New Michigan law expands access to child abuse registry
The law allows caregivers to get access to an existing registry of child abusers if they suspect those caring for their child have a history of abuse.
Gov. Gretchen Whitmer has signed into law a measure expanding access to a Michigan child abuse registry, after seven years of pushing by the mother of a victim of abuse at the hands of a caregiver with previous convictions.
“It’s like winning the Stanley Cup or the World Series,” Macomb County mom Erica Hammel told The Associated Press after Whitmer signed Wyatt’s Law, named after her son.

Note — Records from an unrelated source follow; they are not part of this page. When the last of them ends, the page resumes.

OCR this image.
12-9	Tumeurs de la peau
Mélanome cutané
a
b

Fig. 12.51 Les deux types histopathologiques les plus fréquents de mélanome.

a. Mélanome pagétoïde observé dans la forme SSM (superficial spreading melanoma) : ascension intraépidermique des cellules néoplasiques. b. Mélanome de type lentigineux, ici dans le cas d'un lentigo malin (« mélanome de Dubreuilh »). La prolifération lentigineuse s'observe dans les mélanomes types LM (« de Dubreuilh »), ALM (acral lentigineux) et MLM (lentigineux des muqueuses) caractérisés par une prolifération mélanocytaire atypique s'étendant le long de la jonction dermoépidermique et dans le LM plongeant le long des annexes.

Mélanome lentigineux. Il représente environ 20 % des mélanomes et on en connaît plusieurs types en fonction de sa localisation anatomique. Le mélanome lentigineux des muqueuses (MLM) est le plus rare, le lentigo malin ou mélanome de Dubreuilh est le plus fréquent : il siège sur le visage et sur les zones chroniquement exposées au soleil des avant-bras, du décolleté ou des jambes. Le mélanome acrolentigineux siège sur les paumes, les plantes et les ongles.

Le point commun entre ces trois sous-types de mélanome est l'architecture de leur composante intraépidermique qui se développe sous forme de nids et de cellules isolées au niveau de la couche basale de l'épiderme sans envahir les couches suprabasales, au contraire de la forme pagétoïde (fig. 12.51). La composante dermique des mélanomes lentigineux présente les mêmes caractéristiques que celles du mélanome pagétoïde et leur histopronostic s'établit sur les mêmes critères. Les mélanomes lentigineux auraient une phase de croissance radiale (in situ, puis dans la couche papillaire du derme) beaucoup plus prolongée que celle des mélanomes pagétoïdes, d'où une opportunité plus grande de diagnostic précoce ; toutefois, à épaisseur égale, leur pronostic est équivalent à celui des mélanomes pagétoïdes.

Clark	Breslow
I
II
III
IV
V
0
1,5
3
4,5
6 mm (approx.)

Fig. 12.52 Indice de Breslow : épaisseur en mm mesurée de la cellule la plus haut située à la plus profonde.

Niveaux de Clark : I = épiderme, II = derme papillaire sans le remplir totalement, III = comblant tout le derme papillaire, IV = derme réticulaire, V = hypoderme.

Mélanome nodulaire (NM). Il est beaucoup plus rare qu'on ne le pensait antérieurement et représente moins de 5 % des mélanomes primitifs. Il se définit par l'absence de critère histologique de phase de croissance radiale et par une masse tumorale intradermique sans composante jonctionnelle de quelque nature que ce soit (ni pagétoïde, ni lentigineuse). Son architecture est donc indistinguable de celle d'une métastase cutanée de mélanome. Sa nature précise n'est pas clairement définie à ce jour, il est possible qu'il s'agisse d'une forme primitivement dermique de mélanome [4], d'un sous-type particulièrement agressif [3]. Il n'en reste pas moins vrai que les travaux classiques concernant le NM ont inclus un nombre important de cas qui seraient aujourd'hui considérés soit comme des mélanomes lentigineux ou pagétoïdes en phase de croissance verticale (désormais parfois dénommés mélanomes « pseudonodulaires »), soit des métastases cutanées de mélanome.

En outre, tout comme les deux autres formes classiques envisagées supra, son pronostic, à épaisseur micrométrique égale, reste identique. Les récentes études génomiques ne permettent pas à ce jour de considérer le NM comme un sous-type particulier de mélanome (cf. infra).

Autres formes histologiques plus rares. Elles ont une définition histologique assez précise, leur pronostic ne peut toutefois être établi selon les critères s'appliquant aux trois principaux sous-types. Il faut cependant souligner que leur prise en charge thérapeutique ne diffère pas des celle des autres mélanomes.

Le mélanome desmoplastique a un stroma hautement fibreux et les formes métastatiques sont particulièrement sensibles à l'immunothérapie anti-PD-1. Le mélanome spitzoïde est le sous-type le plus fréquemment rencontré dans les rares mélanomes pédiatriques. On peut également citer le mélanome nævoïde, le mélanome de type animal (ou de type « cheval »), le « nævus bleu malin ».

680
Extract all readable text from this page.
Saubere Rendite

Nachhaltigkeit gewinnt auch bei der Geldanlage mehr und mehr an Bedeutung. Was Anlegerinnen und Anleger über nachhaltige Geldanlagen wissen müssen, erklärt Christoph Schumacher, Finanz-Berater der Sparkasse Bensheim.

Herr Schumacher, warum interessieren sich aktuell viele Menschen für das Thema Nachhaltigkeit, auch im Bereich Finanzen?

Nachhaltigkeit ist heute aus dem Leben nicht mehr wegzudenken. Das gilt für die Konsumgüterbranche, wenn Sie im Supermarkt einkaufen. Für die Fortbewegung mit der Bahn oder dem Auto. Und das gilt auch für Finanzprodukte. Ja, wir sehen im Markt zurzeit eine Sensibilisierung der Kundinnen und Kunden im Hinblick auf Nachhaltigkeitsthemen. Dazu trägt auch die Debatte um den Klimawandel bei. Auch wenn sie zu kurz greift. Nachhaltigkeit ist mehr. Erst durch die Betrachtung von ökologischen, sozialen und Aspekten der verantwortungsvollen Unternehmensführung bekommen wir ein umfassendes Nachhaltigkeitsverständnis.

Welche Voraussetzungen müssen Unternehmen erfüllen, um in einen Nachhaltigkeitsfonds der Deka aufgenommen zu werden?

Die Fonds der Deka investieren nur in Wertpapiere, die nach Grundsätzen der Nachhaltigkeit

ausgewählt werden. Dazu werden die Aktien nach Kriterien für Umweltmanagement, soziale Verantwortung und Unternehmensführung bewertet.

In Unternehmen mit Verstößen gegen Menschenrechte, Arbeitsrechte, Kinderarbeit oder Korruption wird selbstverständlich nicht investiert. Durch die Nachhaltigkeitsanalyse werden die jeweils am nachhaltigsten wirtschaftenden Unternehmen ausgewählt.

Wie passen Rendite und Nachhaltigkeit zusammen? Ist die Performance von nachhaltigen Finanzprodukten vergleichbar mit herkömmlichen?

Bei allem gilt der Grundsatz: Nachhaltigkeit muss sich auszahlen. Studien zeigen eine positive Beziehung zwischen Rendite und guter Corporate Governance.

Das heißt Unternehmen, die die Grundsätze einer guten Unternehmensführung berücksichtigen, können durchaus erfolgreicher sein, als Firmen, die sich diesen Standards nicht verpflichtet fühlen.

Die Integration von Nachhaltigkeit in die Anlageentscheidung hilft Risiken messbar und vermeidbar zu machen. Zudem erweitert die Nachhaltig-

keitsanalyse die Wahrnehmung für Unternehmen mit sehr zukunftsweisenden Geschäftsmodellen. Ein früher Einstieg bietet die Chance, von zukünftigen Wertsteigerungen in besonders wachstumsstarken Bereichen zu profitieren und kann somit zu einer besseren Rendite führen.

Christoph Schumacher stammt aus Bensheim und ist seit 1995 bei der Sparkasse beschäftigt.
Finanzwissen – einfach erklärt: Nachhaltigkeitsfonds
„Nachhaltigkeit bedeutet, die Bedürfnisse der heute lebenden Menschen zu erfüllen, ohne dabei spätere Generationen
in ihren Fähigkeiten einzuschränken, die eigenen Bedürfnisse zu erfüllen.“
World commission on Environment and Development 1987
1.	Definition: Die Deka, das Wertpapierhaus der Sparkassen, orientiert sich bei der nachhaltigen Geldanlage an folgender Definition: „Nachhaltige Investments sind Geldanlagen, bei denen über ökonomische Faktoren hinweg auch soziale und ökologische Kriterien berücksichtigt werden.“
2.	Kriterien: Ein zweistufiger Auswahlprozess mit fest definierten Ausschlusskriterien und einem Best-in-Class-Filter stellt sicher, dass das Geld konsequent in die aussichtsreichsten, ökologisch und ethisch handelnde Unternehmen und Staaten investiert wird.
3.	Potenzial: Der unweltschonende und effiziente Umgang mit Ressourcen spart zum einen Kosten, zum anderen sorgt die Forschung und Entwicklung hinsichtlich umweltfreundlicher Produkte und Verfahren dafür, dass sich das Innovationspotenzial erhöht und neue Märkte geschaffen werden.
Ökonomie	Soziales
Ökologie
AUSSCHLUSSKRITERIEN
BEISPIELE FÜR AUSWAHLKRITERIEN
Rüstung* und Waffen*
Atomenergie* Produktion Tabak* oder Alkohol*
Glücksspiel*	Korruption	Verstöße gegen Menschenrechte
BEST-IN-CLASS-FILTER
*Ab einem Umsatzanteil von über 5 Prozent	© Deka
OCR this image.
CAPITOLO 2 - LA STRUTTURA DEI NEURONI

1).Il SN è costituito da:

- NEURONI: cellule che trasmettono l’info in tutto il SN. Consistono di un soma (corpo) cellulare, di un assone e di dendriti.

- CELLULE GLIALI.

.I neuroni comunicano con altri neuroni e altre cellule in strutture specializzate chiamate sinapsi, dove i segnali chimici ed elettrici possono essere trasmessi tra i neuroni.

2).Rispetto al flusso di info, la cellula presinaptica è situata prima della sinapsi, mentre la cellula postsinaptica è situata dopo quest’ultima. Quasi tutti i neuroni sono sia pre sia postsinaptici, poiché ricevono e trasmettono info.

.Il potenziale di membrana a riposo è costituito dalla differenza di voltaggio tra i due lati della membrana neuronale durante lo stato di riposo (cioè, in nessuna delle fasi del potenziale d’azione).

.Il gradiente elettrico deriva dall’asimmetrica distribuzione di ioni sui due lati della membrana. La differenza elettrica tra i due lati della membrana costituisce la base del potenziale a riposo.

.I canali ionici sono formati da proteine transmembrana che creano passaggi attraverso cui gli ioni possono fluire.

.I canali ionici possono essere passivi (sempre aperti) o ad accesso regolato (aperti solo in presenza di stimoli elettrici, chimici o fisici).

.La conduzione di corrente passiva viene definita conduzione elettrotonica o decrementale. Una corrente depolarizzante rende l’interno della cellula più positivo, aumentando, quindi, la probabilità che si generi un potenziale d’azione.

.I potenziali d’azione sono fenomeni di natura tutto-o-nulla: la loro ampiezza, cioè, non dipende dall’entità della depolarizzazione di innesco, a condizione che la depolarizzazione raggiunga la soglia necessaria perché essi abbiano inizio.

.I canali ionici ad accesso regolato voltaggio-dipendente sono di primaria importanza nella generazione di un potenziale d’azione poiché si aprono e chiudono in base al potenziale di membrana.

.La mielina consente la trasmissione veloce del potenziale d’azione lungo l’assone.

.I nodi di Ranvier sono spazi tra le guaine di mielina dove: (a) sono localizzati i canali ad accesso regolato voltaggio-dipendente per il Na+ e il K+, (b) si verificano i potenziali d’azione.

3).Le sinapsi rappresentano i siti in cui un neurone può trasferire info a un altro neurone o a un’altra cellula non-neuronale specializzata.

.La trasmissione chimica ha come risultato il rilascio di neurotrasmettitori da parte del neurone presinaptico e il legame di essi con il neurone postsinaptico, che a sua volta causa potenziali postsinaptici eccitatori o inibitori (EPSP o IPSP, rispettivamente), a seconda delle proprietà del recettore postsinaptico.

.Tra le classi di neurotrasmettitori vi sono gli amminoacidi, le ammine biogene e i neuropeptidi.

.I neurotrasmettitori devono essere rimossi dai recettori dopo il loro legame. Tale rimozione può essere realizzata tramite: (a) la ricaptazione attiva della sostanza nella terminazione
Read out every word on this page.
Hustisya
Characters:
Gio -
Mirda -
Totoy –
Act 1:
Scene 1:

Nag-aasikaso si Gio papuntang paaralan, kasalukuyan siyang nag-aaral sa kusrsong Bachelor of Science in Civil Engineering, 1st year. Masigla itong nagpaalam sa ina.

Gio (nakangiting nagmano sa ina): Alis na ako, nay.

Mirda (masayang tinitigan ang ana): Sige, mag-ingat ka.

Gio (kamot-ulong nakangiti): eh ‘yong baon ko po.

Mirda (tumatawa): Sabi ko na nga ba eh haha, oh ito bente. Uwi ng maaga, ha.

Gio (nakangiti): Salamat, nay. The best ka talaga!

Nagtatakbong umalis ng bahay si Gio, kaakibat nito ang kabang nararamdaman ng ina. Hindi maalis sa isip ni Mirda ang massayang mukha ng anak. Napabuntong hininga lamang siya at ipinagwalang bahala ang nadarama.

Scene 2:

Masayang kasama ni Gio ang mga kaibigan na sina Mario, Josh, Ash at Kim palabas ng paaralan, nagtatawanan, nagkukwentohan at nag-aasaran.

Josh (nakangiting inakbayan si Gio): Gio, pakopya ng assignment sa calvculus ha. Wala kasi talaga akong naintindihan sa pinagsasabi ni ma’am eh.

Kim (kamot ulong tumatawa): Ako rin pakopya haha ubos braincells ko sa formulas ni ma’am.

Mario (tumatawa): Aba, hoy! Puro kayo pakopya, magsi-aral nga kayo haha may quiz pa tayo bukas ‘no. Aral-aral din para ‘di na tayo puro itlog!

The law allows caregivers to get access to an existing registry of child abusers if they suspect those caring for their child have a history of abuse. Previously, the list hasn’t been accessible to the public, which Hammel says nearly cost her son, now 9 years old, his life when in 2013 she suspected something was wrong with her ex-husband’s girlfriend watching Wyatt.
Had Hammel been able to access the records of the girlfriend, who had two previous convictions of child abuse, she said she could have saved her son from having to fight for his life as a baby after sustaining permanent brain damage and broken bones because of the abuse.
Hammel didn’t want any other families to go through the pain her family went through. She said the first few years of pushing for change, she wasn’t taken seriously.
“I was just a mom whose child had been abused,” Hammel said.
But she kept showing up to the Capitol — over 100 times to make the law happen.
Before he was even in office, Rep. Kevin Hertel, who has introduced the measure in multiple legislative sessions, said he met Hammel during his campaign for office in 2016 and committed to make it a priority.
“We’ve gotten a lot of things done out of our office, but this has been one of the highest priorities of every session,” Hertel told the AP in late April. “Erica is a tireless fighter.”
Previous versions of the legislation proposed making a new registry for abusers, but the version signed into law Thursday looks to refine the Department of Health and Human Services’ “central registry.” The registry, which now will be reviewed, has over 300,000 names of those who have been investigated by child protective services.
The signed law will make the list searchable and ensures only people who are confirmed to pose danger to a child are on the list, adding an appeal process to expunge a person’s name from the list.